Referring to an unproven theory that Covid escaped Wuhan Institute of Virology, Mr Oulds said of the UK’s economy: “It was knocked off course by our slavish commitment to World Health Organisation edicts orchestrated in response to a Chinese bioweapon.”

However, he warned that in order for the nation to realise its full potential, it was necessary to ditch all EU-era red tape, adding: “EU legacy laws need to be repealed.”

Mr Oulds’ position was echoed by Brendan Clarke Smith, the Brexit-backing Tory MP for Bassetlaw, who shared a Bruges Group tweet on X.

He commented: “UK outperforming the Eurozone once again.”

Speaking during a visit to Witney in Oxfordshire with constituency MP Robert Courts, Mr Sunak himself hailed the figures, saying: “After undoubtedly a troublesome couple of years that the nation has had, really now issues are beginning to really feel higher.

“Confidence is returning to the economy and the country, and I hope that you’re starting to feel that too.

“Businesses are making a secure guess in Britain. We have attracted the third highest quantity of greenfield overseas direct funding since 2010 and the UK accounts for round half of all AI non-public capital funding in Europe.

“We really are turning a corner, and the businesses of the future agree.”

The newest statistics represented the strongest quarterly development because the fourth quarter of 2021.

The efficiency was notably pushed by enhancements within the providers and manufacturing sectors, which grew by 0.7 % and 0.8 % respectively.

Nevertheless, Julian Jessop, Economics Fellow on the Institute for Economic Affairs (IEA) sounded a notice of warning, suggesting the figures have been “little to get excited about”.

He defined: “Consumer spending only grew by 0.2 percent.

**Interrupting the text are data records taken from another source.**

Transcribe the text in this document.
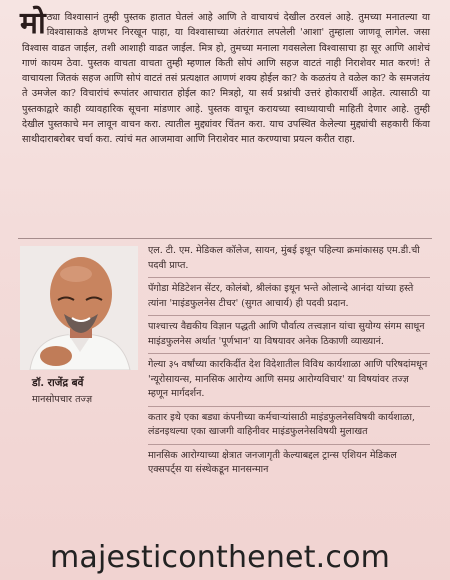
मोठ्या विश्वासानं तुम्ही पुस्तक हातात घेतलं आहे आणि ते वाचायचं देखील ठरवलं आहे. तुमच्या मनातल्या या विश्वासाकडे क्षणभर निरखून पाहा, या विश्वासाच्या अंतरंगात लपलेली 'आशा' तुम्हाला जाणवू लागेल. जसा विश्वास वाढत जाईल, तशी आशाही वाढत जाईल. मित्र हो, तुमच्या मनाला गवसलेला विश्वासाचा हा सूर आणि आशेचं गाणं कायम ठेवा. पुस्तक वाचता वाचता तुम्ही म्हणाल किती सोपं आणि सहज वाटतं नाही निराशेवर मात करणं! ते वाचायला जितकं सहज आणि सोपं वाटतं तसं प्रत्यक्षात आणणं शक्य होईल का? के कळतंय ते वळेल का? के समजतंय ते उमजेल का? विचारांचं रूपांतर आचारात होईल का? मित्रहो, या सर्व प्रश्नांची उत्तरं होकारार्थी आहेत. त्यासाठी या पुस्तकाद्वारे काही व्यावहारिक सूचना मांडणार आहे. पुस्तक वाचून करायच्या स्वाध्यायाची माहिती देणार आहे. तुम्ही देखील पुस्तकाचे मन लावून वाचन करा. त्यातील मुद्द्यांवर चिंतन करा. याच उपस्थित केलेल्या मुद्द्यांची सहकारी किंवा साथीदाराबरोबर चर्चा करा. त्यांचं मत आजमावा आणि निराशेवर मात करण्याचा प्रयत्न करीत राहा.

डॉ. राजेंद्र बर्वे
मानसोपचार तज्ज्ञ

एल. टी. एम. मेडिकल कॉलेज, सायन, मुंबई इथून पहिल्या क्रमांकासह एम.डी.ची पदवी प्राप्त.

पॅगोडा मेडिटेशन सेंटर, कोलंबो, श्रीलंका इथून भन्ते ओलान्दे आनंदा यांच्या हस्ते त्यांना 'माइंडफुलनेस टीचर' (सुगत आचार्य) ही पदवी प्रदान.

पाश्चात्त्य वैद्यकीय विज्ञान पद्धती आणि पौर्वात्य तत्त्वज्ञान यांचा सुयोग्य संगम साधून माइंडफुलनेस अर्थात 'पूर्णभान' या विषयावर अनेक ठिकाणी व्याख्यानं.

गेल्या ३५ वर्षांच्या कारकिर्दीत देश विदेशातील विविध कार्यशाळा आणि परिषदांमधून 'न्यूरोसायन्स, मानसिक आरोग्य आणि समग्र आरोग्यविचार' या विषयांवर तज्ज्ञ म्हणून मार्गदर्शन.

कतार इथे एका बड्या कंपनीच्या कर्मचाऱ्यांसाठी माइंडफुलनेसविषयी कार्यशाळा, लंडनइथल्या एका खाजगी वाहिनीवर माइंडफुलनेसविषयी मुलाखत

मानसिक आरोग्याच्या क्षेत्रात जनजागृती केल्याबद्दल ट्रान्स एशियन मेडिकल एक्सपर्ट्स या संस्थेकडून मानसन्मान

majesticonthenet.com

GDP per capita rose by 0.4 percent, but remains 0.7 percent lower than a year earlier.

“The business surveys that signalled a decent bounce in the first quarter were still strong at the start of the second.

“But the UK economy is still grappling with big problems. An even bigger state – with higher spending, higher taxes and more intervention – is not the solution.”

Yvette Cooper, Labour’s Shadow Home Secretary, was sceptical, telling Sky News: “The Government seems to think we should be grateful for the fact that we are no longer in recession and have low growth instead.

“I think this still reflects the fact that working people are still worse off than they were 14 years ago, that people are still paying more on their mortgages, prices are still much higher and actually people are feeling really squeezed.”

She added: “The thought of the Conservatives making an attempt to do a victory lap on all of this and anticipating everybody to suppose: ‘It’s all fantastic and we have by no means had it so good,’ simply reveals how out of contact they’re.”